The problem is compounded by the fact that Pages doesn't let me edit Word files directly. I have to import the Word file (as an untitled document), make my changes, and export it again. This turned our groupwork into a farcical dance of file conversion. I would write an assignment in Pages and export it to a .doc file so that I could email it to my group, who then had to import it into Pages to make changes, and export it again in order to email it back to me.

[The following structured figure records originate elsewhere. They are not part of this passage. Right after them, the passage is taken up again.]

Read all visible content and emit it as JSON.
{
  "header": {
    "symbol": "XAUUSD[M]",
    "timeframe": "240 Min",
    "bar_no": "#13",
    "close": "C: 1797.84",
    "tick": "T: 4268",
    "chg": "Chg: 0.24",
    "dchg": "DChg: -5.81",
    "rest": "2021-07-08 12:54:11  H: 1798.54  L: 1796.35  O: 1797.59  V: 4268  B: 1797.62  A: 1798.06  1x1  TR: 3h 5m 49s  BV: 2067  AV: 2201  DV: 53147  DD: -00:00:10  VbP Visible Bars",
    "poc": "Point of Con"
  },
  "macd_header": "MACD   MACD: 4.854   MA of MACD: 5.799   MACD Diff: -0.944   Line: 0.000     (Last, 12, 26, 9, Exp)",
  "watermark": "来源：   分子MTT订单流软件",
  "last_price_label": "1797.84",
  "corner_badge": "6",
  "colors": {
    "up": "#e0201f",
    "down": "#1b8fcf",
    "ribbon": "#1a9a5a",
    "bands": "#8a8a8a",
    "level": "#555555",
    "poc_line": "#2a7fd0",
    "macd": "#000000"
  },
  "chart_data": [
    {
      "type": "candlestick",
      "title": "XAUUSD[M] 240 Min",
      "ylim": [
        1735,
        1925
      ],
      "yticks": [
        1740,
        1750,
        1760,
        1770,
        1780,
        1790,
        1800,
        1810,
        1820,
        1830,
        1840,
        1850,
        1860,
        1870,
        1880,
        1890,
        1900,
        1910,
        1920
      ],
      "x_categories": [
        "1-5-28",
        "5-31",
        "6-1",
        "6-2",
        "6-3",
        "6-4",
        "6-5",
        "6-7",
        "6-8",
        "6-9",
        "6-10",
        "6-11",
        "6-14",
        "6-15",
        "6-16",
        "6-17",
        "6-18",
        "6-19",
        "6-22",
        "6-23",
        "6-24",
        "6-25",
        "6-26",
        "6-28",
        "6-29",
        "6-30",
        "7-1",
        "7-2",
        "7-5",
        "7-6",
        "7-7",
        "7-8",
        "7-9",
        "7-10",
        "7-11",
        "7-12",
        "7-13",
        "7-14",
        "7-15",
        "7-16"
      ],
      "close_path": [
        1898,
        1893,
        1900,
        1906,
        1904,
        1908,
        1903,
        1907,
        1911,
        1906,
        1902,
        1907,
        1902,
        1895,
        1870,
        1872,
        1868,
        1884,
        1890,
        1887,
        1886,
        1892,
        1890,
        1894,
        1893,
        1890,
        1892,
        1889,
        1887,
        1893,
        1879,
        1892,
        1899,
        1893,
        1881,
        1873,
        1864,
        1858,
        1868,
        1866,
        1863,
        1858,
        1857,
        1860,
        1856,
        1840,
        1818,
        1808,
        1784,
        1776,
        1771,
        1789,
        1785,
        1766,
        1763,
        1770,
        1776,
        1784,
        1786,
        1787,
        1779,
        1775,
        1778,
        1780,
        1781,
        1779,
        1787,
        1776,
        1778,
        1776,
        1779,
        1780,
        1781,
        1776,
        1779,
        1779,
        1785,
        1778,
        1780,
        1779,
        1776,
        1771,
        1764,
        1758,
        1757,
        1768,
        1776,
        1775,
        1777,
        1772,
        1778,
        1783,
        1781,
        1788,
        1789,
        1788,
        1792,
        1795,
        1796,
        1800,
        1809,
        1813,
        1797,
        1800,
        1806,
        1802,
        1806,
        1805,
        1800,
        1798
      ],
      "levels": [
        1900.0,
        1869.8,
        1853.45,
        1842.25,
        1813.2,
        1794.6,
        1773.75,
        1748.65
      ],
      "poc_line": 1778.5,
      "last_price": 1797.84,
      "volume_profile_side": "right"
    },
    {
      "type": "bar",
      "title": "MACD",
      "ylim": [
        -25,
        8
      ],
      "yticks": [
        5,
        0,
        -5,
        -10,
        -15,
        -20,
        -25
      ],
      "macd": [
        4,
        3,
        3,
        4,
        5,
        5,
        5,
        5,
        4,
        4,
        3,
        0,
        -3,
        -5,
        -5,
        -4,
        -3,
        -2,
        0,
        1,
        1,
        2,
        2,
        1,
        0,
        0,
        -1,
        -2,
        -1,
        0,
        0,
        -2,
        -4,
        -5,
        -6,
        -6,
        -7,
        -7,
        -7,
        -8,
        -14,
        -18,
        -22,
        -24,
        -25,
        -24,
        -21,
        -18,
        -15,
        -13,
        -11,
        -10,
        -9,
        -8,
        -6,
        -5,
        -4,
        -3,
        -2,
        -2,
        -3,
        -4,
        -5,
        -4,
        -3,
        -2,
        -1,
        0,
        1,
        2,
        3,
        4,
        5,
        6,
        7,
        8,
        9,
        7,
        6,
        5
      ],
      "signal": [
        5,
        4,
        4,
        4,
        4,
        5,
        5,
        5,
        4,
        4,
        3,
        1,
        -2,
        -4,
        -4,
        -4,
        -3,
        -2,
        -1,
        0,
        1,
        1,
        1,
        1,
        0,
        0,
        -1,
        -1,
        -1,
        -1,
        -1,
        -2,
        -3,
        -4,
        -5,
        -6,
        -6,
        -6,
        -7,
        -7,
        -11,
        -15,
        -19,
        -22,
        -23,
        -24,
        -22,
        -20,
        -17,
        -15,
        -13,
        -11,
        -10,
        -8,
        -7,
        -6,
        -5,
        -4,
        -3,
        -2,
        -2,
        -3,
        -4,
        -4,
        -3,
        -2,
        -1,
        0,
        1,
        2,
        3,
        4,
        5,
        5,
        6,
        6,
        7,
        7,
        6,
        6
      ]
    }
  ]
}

It's a damn shame, because apart from this problem, Pages '08 is a masterpiece. It's the best application Apple makes, as judged by its simplicity and ease of use relative to the complexity of the task it's designed to perform. I think this bundle issue will keep it from getting the adoption it should. Microsoft gets tons of traction from network effects -- if more people are using Word, you've got more incentive to use Word as well. But even if everyone in the world switched to Pages tomorrow, we'd still be tossing Word docs around.